Uno di loro, il noto archi­tetto, Osvaldo Piacentini, la­sciò morendo dodici orfani. In parrocchia, Delrio ha dato i pri­mi calci al pallone, diventando un promettente mediano. Fece anche con successo un provino col Milan. Ma un po’ perché era interista e un po’ per gli studi, si è accontentato di giocare nel Montecavolo, romantico no­me di una squadra locale. Que­sti trascorsi spiegano perché Letta, messa alla porta Josepha Idem, abbia affidato a lui la delega allo Sport.
Delrio si è laureato in Medici­na e per anni ha carezzato l’idea di diventare un nome del­l’endocrinologia perfezionandosi a Tel Aviv e in Inghilterra e occupando un posto di ricerca­tore nell’università di Modena e Reggio. La politica lo ha affer­rato con la seconda Repubbli­ca, alle soglie dei quarant’anni. Comunista non era e democristiano non voleva essere. A stuz­zicarlo è stato prima il Ppi, mo­desto succedaneo della Dc vo­luto da Mino Martinazzoli, poi la Margherita. Così, tra un figlio e l’altro,divenne consigliere co­munale, poi regionale mentre gettava alle ortiche le velleità ac­cademiche. Entrato nelle gra­zie di Pierluigi Castagnetti, il principale politico margheriti­no dei luoghi, tentò il colpo gob­bo: diventare il primo sindaco non comunista di Reggio Emi­lia che nel dopoguerra era sem­pre stata guidata dai rossi. Gli ex comunisti,nonostante l’alleanza Ds-Margherita, si oppose­ro a lungo alla candidatura, ce­dendo solo in extremis. Eletto nel 2004 con buon margine, Graziano proclamò che avrebbe preso a modello Giorgio La Pira, sindaco dossettiano di Fi­renze mezzo secolo prima. Ba­sterà sapere, per capirne i gusti, che La Pira, detto «il sindaco santo», aveva le visioni e parla­va con gli angeli.

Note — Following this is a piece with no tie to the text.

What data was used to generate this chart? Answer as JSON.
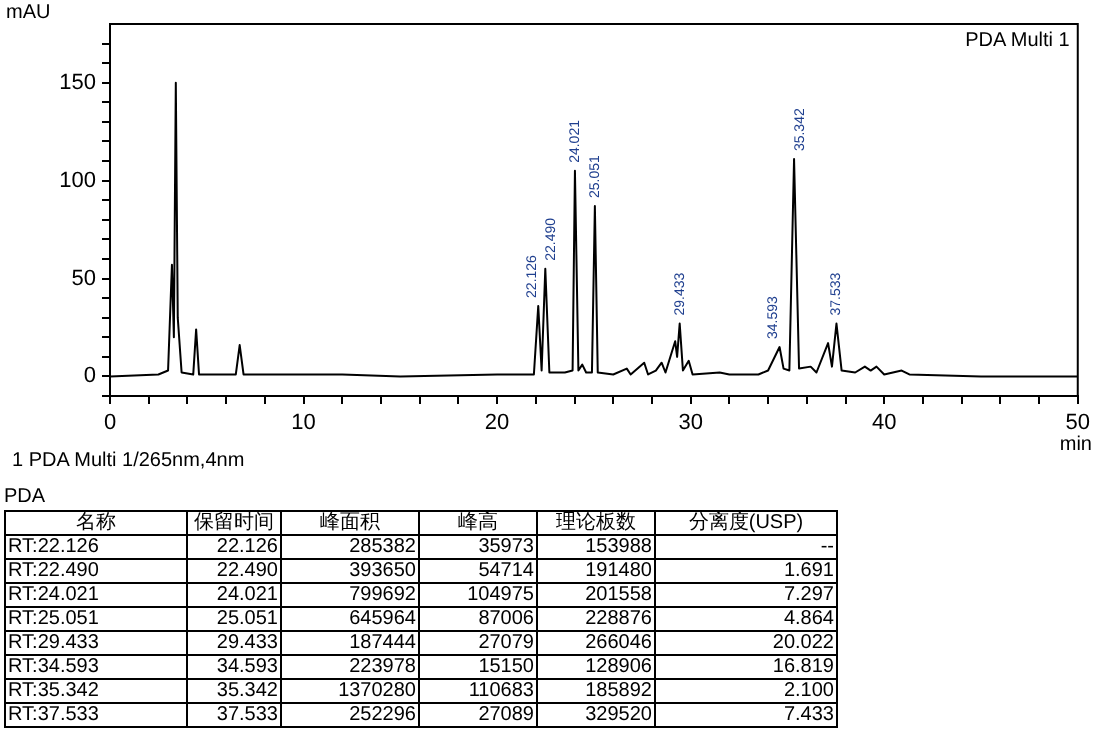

Vinta la sfida con gli ex Pci e rieletto nel 2009 per un manda­to bis, ne lanciò una seconda nel 2011 per diventare presi­dente dell’Anci, cioè primo sin­daco d’Italia. D’Alema e Vendo­la, contrarissimi, gli opposero Michele Emiliano, sindaco di Bari. Delrio prevalse anche con il voto di vari sindaci Pdl e diven­ne un divo. I talk show se lo contesero per la barbetta e la par­lantina. Un po’ parlava per sé, un po’ in nome di Renzi, tant’è che Letta si è detto: «Sta a vede­re che è uno che conta!» e lo ha fatto ministro, tra dubbioso e in­curiosito. Noi, con lo stesso spirito ne abbiamo scritto.